Abstract 079: Multi-omics Analyses Identify Galectin-1 As A Potential Novel Mediator Of Heart Failure With Preserved Ejection Fraction In Mice And Humans

Abstract

Heart failure with preserved ejection fraction (HFpEF) is a clinical syndrome where patients present with symptoms of volume overload despite having a normal systolic function. HFpEF is associated with elevation of inflammatory biomarkers, but the precise pathways leading to cardiac dysfunction is not known. In a deoxycorticosterone acetate (DOCA)-salt model of hypertension and HFpEF, we performed CITE-Seq analysis on total leukocytes isolated from the heart, which revealed significant differential gene expression primarily in the myeloid population. We took the top 20 genes that were differentially expressed between myeloid cells from DOCA-salt vs sham treated mice and performed a genetic analysis called PrediXcan in Vanderbilt’s DNA databank, BioVU. Of these, the gene encoding galectin 1, Lgals1 , had the lowest p-value (0.02) and highest beta coefficient (0.32) corresponding to an odds ratio for HFpEF of 1.38. The role of galectin-1 in heart failure is unknown. We hypothesized that Lgals1 exacerbates HFpEF. We found that siRNA knockdown of Lgals1 in bone marrow derived macrophages stimulated with lipoprotein saccharide and IFNγ; expressed significantly more inflammatory genes including IL-1α; (p<0.0001), IL-6 (p=0.0219), iNOS (p=0.043), and TNF-α; (p=0.0031) using a 2-way ANOVA followed by Sidak’s multiple comparison test.
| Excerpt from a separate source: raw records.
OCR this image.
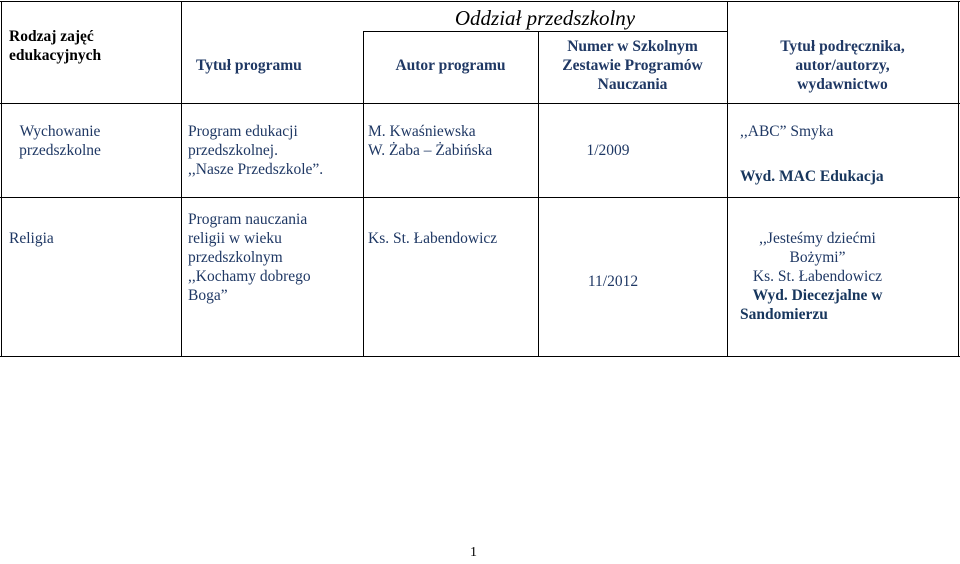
Rodzaj zajęć
edukacyjnych
Oddział przedszkolny
Tytuł programu	Autor programu
Numer w Szkolnym
Zestawie Programów
Nauczania
Tytuł podręcznika,
autor/autorzy,
wydawnictwo
Wychowanie
przedszkolne
Program edukacji
przedszkolnej.
,,Nasze Przedszkole”.
M. Kwaśniewska
W. Żaba – Żabińska	1/2009
,,ABC” Smyka
Wyd. MAC Edukacja
Religia
Program nauczania
religii w wieku
przedszkolnym
,,Kochamy dobrego
Boga”
Ks. St. Łabendowicz
11/2012
,,Jesteśmy dziećmi
Bożymi”
Ks. St. Łabendowicz
Wyd. Diecezjalne w
Sandomierzu
1
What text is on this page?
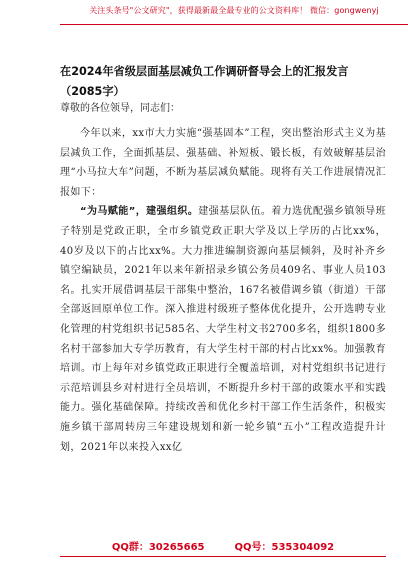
关注头条号"公文研究"，获得最新最全最专业的公文资料库！ 微信：gongwenyj
在2024年省级层面基层减负工作调研督导会上的汇报发言
（2085字）
尊敬的各位领导，同志们：

今年以来，xx市大力实施“强基固本”工程，突出整治形式主义为基层减负工作，全面抓基层、强基础、补短板、锻长板，有效破解基层治理“小马拉大车”问题，不断为基层减负赋能。现将有关工作进展情况汇报如下：

“为马赋能”，建强组织。建强基层队伍。着力选优配强乡镇领导班子特别是党政正职，全市乡镇党政正职大学及以上学历的占比xx%，40岁及以下的占比xx%。大力推进编制资源向基层倾斜，及时补齐乡镇空编缺员，2021年以来年新招录乡镇公务员409名、事业人员103名。扎实开展借调基层干部集中整治，167名被借调乡镇（街道）干部全部返回原单位工作。深入推进村级班子整体优化提升，公开选聘专业化管理的村党组织书记585名、大学生村文书2700多名，组织1800多名村干部参加大专学历教育，有大学生村干部的村占比xx%。加强教育培训。市上每年对乡镇党政正职进行全覆盖培训，对村党组织书记进行示范培训县乡对村进行全员培训，不断提升乡村干部的政策水平和实践能力。强化基础保障。持续改善和优化乡村干部工作生活条件，积极实施乡镇干部周转房三年建设规划和新一轮乡镇“五小”工程改造提升计划，2021年以来投入xx亿

QQ群：30265665	QQ号：535304092
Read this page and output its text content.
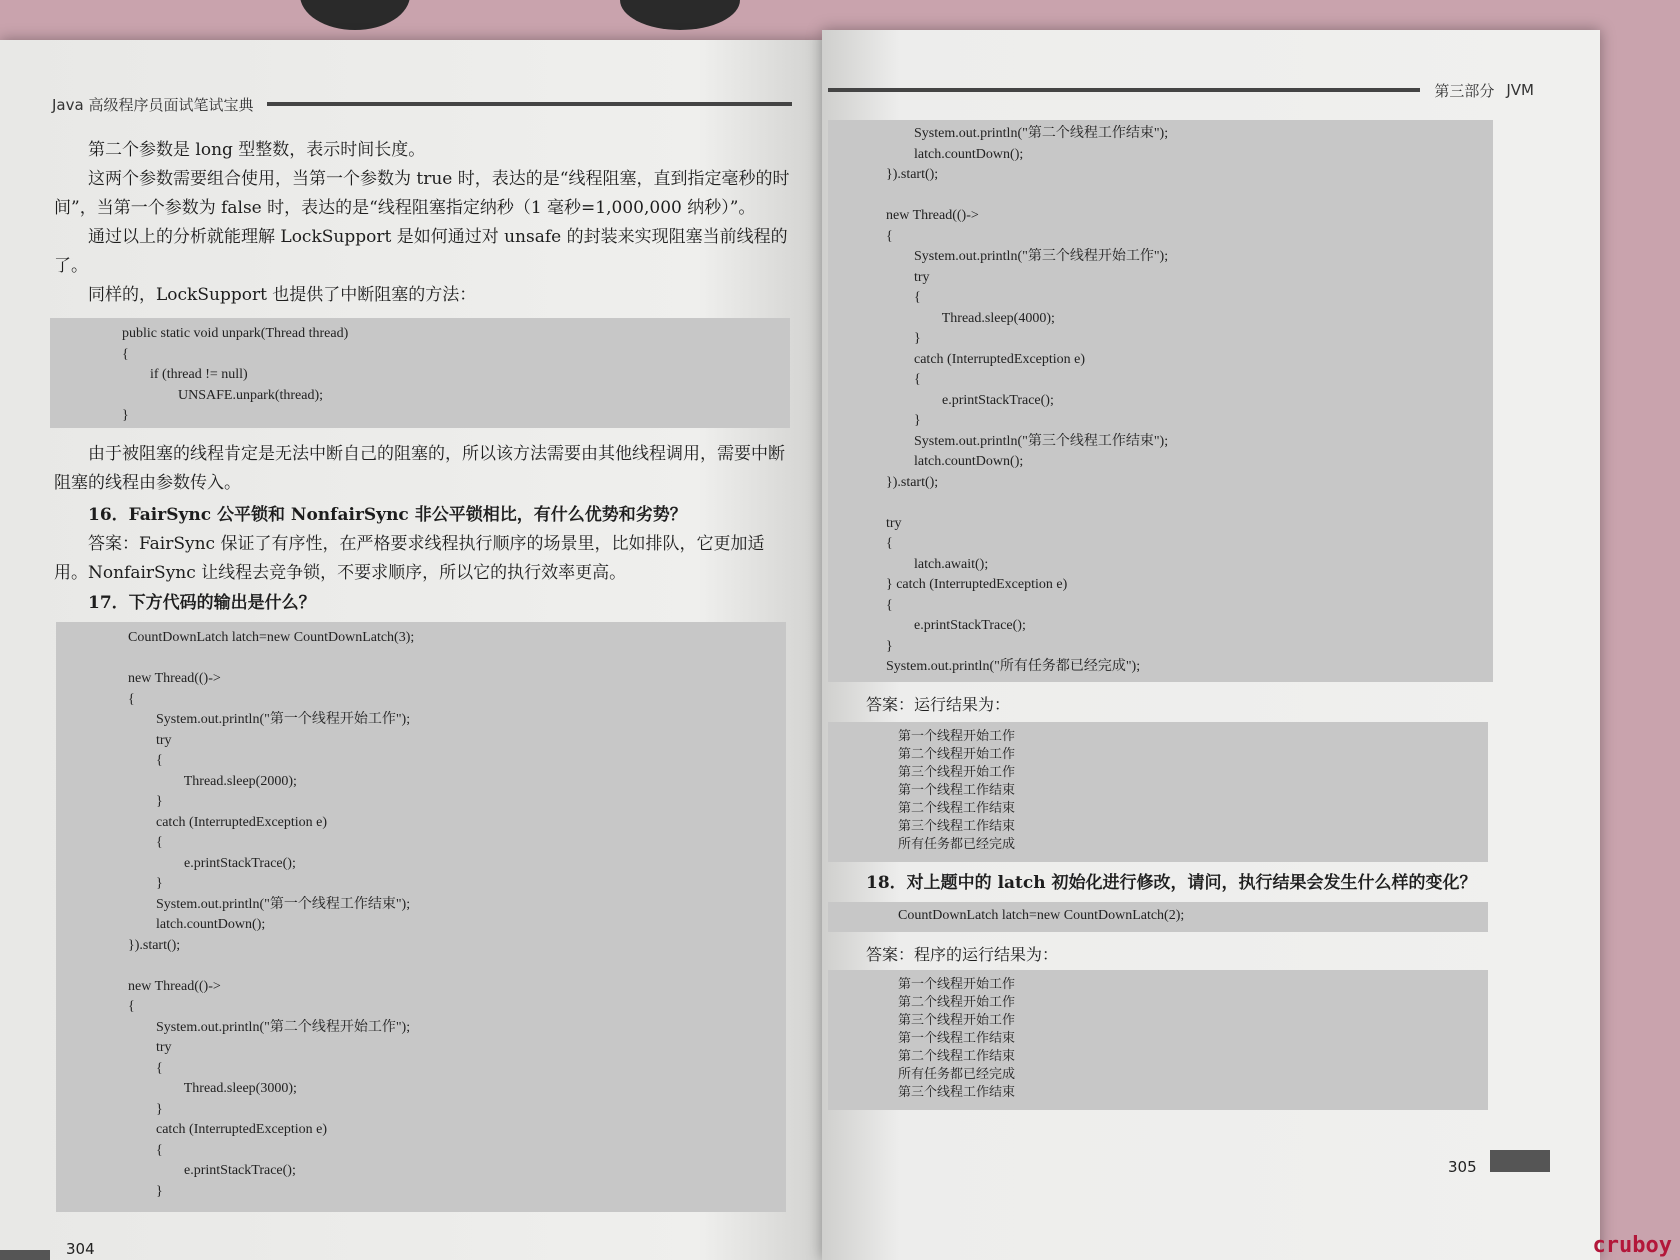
Java 高级程序员面试笔试宝典

第二个参数是 long 型整数，表示时间长度。

这两个参数需要组合使用，当第一个参数为 true 时，表达的是“线程阻塞，直到指定毫秒的时间”，当第一个参数为 false 时，表达的是“线程阻塞指定纳秒（1 毫秒=1,000,000 纳秒）”。

通过以上的分析就能理解 LockSupport 是如何通过对 unsafe 的封装来实现阻塞当前线程的了。

同样的，LockSupport 也提供了中断阻塞的方法：

public static void unpark(Thread thread)
{
if (thread != null)
UNSAFE.unpark(thread);
}

由于被阻塞的线程肯定是无法中断自己的阻塞的，所以该方法需要由其他线程调用，需要中断阻塞的线程由参数传入。

16．FairSync 公平锁和 NonfairSync 非公平锁相比，有什么优势和劣势？

答案：FairSync 保证了有序性，在严格要求线程执行顺序的场景里，比如排队，它更加适用。NonfairSync 让线程去竞争锁，不要求顺序，所以它的执行效率更高。

17．下方代码的输出是什么？

CountDownLatch latch=new CountDownLatch(3);
new Thread(()->
{
System.out.println("第一个线程开始工作");
try
{
Thread.sleep(2000);
}
catch (InterruptedException e)
{
e.printStackTrace();
}
System.out.println("第一个线程工作结束");
latch.countDown();
}).start();
new Thread(()->
{
System.out.println("第二个线程开始工作");
try
{
Thread.sleep(3000);
}
catch (InterruptedException e)
{
e.printStackTrace();
}
304
第三部分 JVM
System.out.println("第二个线程工作结束");
latch.countDown();
}).start();
new Thread(()->
{
System.out.println("第三个线程开始工作");
try
{
Thread.sleep(4000);
}
catch (InterruptedException e)
{
e.printStackTrace();
}
System.out.println("第三个线程工作结束");
latch.countDown();
}).start();
try
{
latch.await();
} catch (InterruptedException e)
{
e.printStackTrace();
}
System.out.println("所有任务都已经完成");
答案：运行结果为：
第一个线程开始工作
第二个线程开始工作
第三个线程开始工作
第一个线程工作结束
第二个线程工作结束
第三个线程工作结束
所有任务都已经完成

18．对上题中的 latch 初始化进行修改，请问，执行结果会发生什么样的变化？

CountDownLatch latch=new CountDownLatch(2);
答案：程序的运行结果为：
第一个线程开始工作
第二个线程开始工作
第三个线程开始工作
第一个线程工作结束
第二个线程工作结束
所有任务都已经完成
第三个线程工作结束
305
cruboy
Next, we explored the role of Lgals1 in the pathophysiology of HFpEF using Lgals1-/- mice. Surprisingly, Lgals1-/- mice did not show a significant difference in HFpEF phenotype (blood pressure, exercise tolerance, echocardiography, heart weight, or pulmonary congestion) after DOCA-salt treatment compared to littermate Lgals1+/+ controls in either males or females (p > 0.05 using Student’s t-test, n=10-12). One hypothesis for this negative result is that Lgals1 is ubiquitously expressed, and a total body knockout may have compensatory mechanisms. We subsequently created Lgals1 floxed mice and ongoing studies will determine the effect of macrophage specific deletion of galectin-1 on HFpEF. In conclusion, while multi-omics approaches in mice and humans identify galectin-1 as a novel mediator of HFpEF, further studies are needed to determine its role as a potential therapeutic target.